While developing the NBP technology, Dr Medina-Kauwe’s research uncovered previously unknown mechanisms of how viruses penetrate the cells they infect. Specifically, Dr Medina-Kauwe’s interrogation of the adenovirus penton base capsid protein has revealed how the protein’s structure facilitates an ordered self-assembly of HPK into polyhedral particles displaying multiple tumor-seeking probes (Fig. 5) that draw the particles to tumors with high HER3 density and trigger robust entry into the tumor cells to undergo pH-mediated penetration into the tumor cell interior. This research has demonstrated that the protein forms a cork-shaped barrel with a pH-sensing interior pore that responds to an acidifying environment (encountered upon tumor cell entry) by unmasking membrane-destabilizing peptides, thereby enabling tumor cell penetration. This mechanism may overcome key cellular barriers that limit the efficacy of antibody-based therapies and thus may someday bring improved therapeutic efficacy to the clinic.

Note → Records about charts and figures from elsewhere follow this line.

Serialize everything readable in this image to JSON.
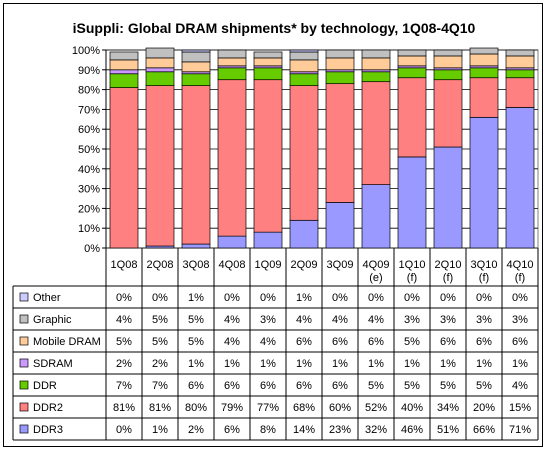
{
  "chart_data": {
    "type": "bar",
    "stacked": true,
    "title": "iSuppli: Global DRAM shipments* by technology, 1Q08-4Q10",
    "categories": [
      [
        "1Q08"
      ],
      [
        "2Q08"
      ],
      [
        "3Q08"
      ],
      [
        "4Q08"
      ],
      [
        "1Q09"
      ],
      [
        "2Q09"
      ],
      [
        "3Q09"
      ],
      [
        "4Q09",
        "(e)"
      ],
      [
        "1Q10",
        "(f)"
      ],
      [
        "2Q10",
        "(f)"
      ],
      [
        "3Q10",
        "(f)"
      ],
      [
        "4Q10",
        "(f)"
      ]
    ],
    "yticks": [
      "0%",
      "10%",
      "20%",
      "30%",
      "40%",
      "50%",
      "60%",
      "70%",
      "80%",
      "90%",
      "100%"
    ],
    "ylim": [
      0,
      100
    ],
    "grid": true,
    "legend": "table-below",
    "series": [
      {
        "name": "DDR3",
        "color": "#9999ff",
        "values": [
          0,
          1,
          2,
          6,
          8,
          14,
          23,
          32,
          46,
          51,
          66,
          71
        ],
        "labels": [
          "0%",
          "1%",
          "2%",
          "6%",
          "8%",
          "14%",
          "23%",
          "32%",
          "46%",
          "51%",
          "66%",
          "71%"
        ]
      },
      {
        "name": "DDR2",
        "color": "#ff8080",
        "values": [
          81,
          81,
          80,
          79,
          77,
          68,
          60,
          52,
          40,
          34,
          20,
          15
        ],
        "labels": [
          "81%",
          "81%",
          "80%",
          "79%",
          "77%",
          "68%",
          "60%",
          "52%",
          "40%",
          "34%",
          "20%",
          "15%"
        ]
      },
      {
        "name": "DDR",
        "color": "#66cc00",
        "values": [
          7,
          7,
          6,
          6,
          6,
          6,
          6,
          5,
          5,
          5,
          5,
          4
        ],
        "labels": [
          "7%",
          "7%",
          "6%",
          "6%",
          "6%",
          "6%",
          "6%",
          "5%",
          "5%",
          "5%",
          "5%",
          "4%"
        ]
      },
      {
        "name": "SDRAM",
        "color": "#cc99ff",
        "values": [
          2,
          2,
          1,
          1,
          1,
          1,
          1,
          1,
          1,
          1,
          1,
          1
        ],
        "labels": [
          "2%",
          "2%",
          "1%",
          "1%",
          "1%",
          "1%",
          "1%",
          "1%",
          "1%",
          "1%",
          "1%",
          "1%"
        ]
      },
      {
        "name": "Mobile DRAM",
        "color": "#ffcc99",
        "values": [
          5,
          5,
          5,
          4,
          4,
          6,
          6,
          6,
          5,
          6,
          6,
          6
        ],
        "labels": [
          "5%",
          "5%",
          "5%",
          "4%",
          "4%",
          "6%",
          "6%",
          "6%",
          "5%",
          "6%",
          "6%",
          "6%"
        ]
      },
      {
        "name": "Graphic",
        "color": "#c0c0c0",
        "values": [
          4,
          5,
          5,
          4,
          3,
          4,
          4,
          4,
          3,
          3,
          3,
          3
        ],
        "labels": [
          "4%",
          "5%",
          "5%",
          "4%",
          "3%",
          "4%",
          "4%",
          "4%",
          "3%",
          "3%",
          "3%",
          "3%"
        ]
      },
      {
        "name": "Other",
        "color": "#ccccff",
        "values": [
          0,
          0,
          1,
          0,
          0,
          1,
          0,
          0,
          0,
          0,
          0,
          0
        ],
        "labels": [
          "0%",
          "0%",
          "1%",
          "0%",
          "0%",
          "1%",
          "0%",
          "0%",
          "0%",
          "0%",
          "0%",
          "0%"
        ]
      }
    ],
    "table_row_order": [
      "Other",
      "Graphic",
      "Mobile DRAM",
      "SDRAM",
      "DDR",
      "DDR2",
      "DDR3"
    ]
  }
}
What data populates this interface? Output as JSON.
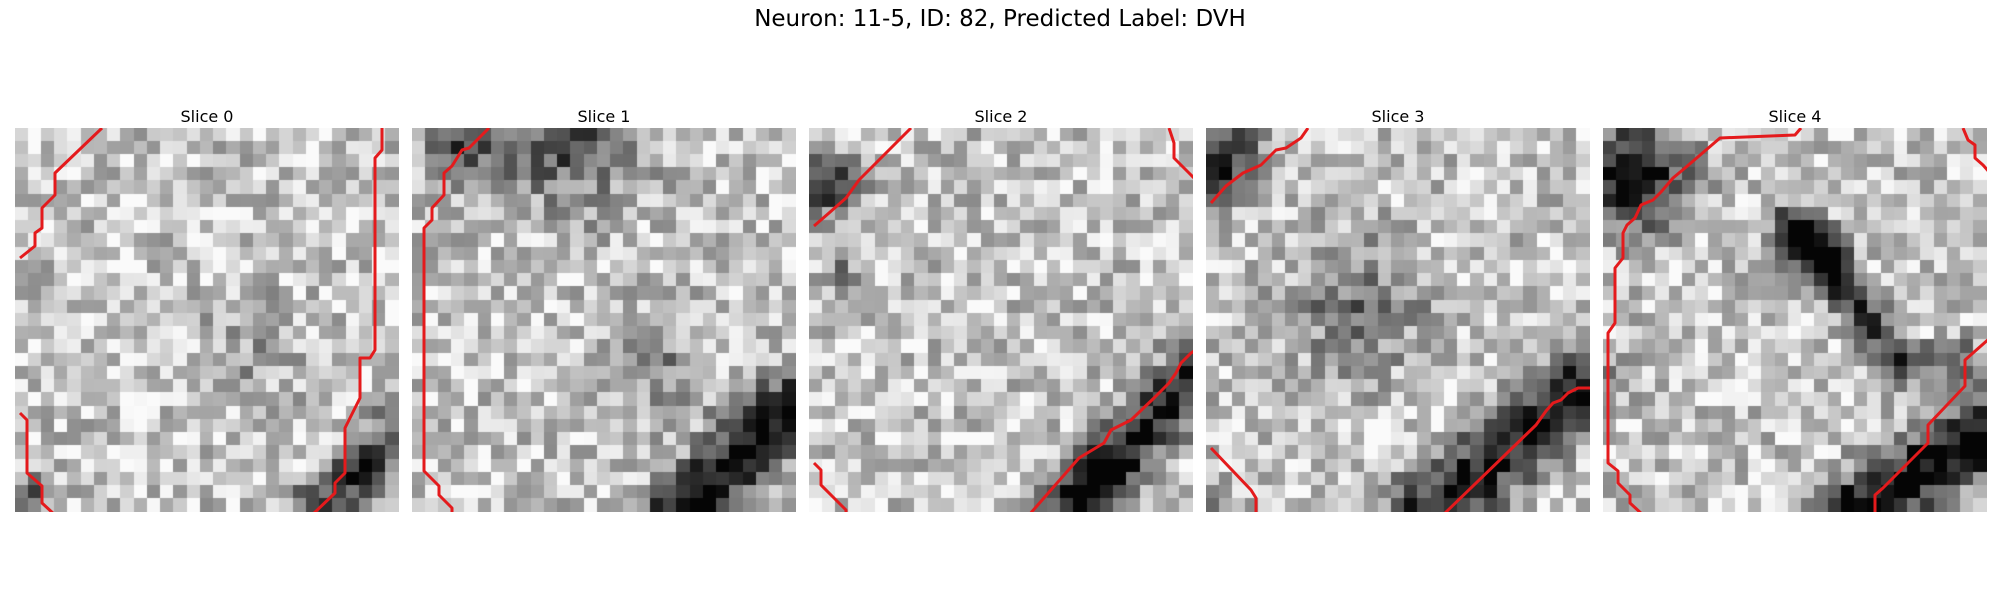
{
  "figure": {
    "suptitle": "Neuron: 11-5, ID: 82, Predicted Label: DVH"
  },
  "panels": [
    {
      "title": "Slice 0"
    },
    {
      "title": "Slice 1"
    },
    {
      "title": "Slice 2"
    },
    {
      "title": "Slice 3"
    },
    {
      "title": "Slice 4"
    }
  ],
  "colors": {
    "contour": "#e41a1c",
    "background": "#ffffff",
    "text": "#000000"
  }
}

Dr Medina-Kauwe is an inventor on more than 35 national and international patents affiliated with this research and has previously contributed expertise to two start-up biotech companies. Dr Medina-Kauwe’s research has been supported by the NIH/NCI, the Department of Defense, the Avon Foundation, the Komen Foundation, the American Cancer Society, and other sources of research support. Images were reproduced from original research articles (3, 6, 8) with permissions under the Creative Commons Licenses.